Calling out the Democratic Party for its far-left extremism, Harvard Law professor Alan Dershowitz denounced House Speaker Pelosi’s plan to withhold sending the impeachment vote to the Senate for a trial as “unconstitutional.”
“[Tribe] would withhold the trial until the Senate agreed to change its rules, or presumably until a new election put many more Democrats in the Senate. Under his proposal, there might never be a Senate trial, but the impeachment would stand as a final and permanent condemnation of President Trump,” Dershowitz wrote.
“It is difficult to imagine anything more unconstitutional, more violative of the intention of the Framers, more of a denial of basic due process and civil liberties, more unfair to the president and more likely to increase the current divisiveness among the American people,” he further argued. “Put bluntly, it is hard to imagine a worse idea put forward by good people”

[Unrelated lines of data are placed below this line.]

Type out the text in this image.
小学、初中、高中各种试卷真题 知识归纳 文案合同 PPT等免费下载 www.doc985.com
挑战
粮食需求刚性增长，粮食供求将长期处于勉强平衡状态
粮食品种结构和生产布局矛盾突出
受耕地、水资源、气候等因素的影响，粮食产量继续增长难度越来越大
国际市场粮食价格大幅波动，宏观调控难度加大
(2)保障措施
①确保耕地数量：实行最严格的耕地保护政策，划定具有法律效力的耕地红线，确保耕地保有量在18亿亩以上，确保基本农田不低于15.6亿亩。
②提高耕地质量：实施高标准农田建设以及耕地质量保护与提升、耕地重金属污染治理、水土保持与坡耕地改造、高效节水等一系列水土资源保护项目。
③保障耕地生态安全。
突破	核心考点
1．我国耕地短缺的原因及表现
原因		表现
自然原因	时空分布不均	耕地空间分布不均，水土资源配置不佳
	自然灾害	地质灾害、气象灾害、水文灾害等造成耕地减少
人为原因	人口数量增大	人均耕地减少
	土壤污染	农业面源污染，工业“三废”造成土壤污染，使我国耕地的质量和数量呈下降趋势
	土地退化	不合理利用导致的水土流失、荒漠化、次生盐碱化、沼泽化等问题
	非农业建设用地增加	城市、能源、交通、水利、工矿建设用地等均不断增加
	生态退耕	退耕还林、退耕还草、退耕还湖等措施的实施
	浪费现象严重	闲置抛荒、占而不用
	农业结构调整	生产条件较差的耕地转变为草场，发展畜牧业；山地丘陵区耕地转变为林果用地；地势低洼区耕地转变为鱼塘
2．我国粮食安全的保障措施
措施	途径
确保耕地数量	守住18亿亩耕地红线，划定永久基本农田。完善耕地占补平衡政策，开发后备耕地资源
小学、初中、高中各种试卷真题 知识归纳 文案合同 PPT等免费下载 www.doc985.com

Pelosi has not expressly stated if she would accept the Senate trial, though she did issue a statement demanding that Senate Republicans stop coordinating with the White House.
“Let me tell you what I don’t consider a fair trial,” Pelosi told reporters on Wednesday. “This is what I don’t consider a fair trial — that Leader McConnell has stated that he’s not an impartial juror, that he’s going to take his cues, in quotes, from the White House, and he is working in total coordination with the White House counsel’s office.”
Tribe echoed Pelosi’s call on Thursday when he said that the Senate’s demand for the House to pass along articles of impeachment violates the constitution.
“Senate rules requiring the House to ‘immediately’ present its articles of impeachment to the Senate clearly violate the constitutional clause in Article I giving each house the sole power to make its own rules,” Tribe tweeted on Wednesday. “It’s up to the House when and how to prosecute its case in the Senate.”
In response to this, Dershowitz said that Pelosi and the Democrats would be violating the president’s constitutional right to a fair trial.
“An impeached president has a right to be tried and acquitted by the Senate,” he wrote. “Denying him and the American people that fundamental right might serve the temporary interests of the Democratic party, and academics who support it, but would do violence to the rule of Constitutional law that is supposed to serve all Americans, regardless of party or ideology.”
Throughout the entire Mueller investigation, as Democrats were calling for the president’s impeachment over alleged Russian collusion, Dershowitz stood firm in his conviction that every American deserves civil liberties, including and especially Americans with whom he disagrees. Just by merely sticking up for President Trump’s rights as an American, Dershowitz claimed he faced intense scrutiny and ostracization from his liberal friends.
“I am a liberal Democrat in politics … but that is not good enough for some of my old friends on Martha’s Vineyard. For them, it is enough that what I have said about the Constitution might help Trump. So they are shunning me and trying to ban me from their social life on Martha’s Vineyard,” he wrote in an op-ed last year.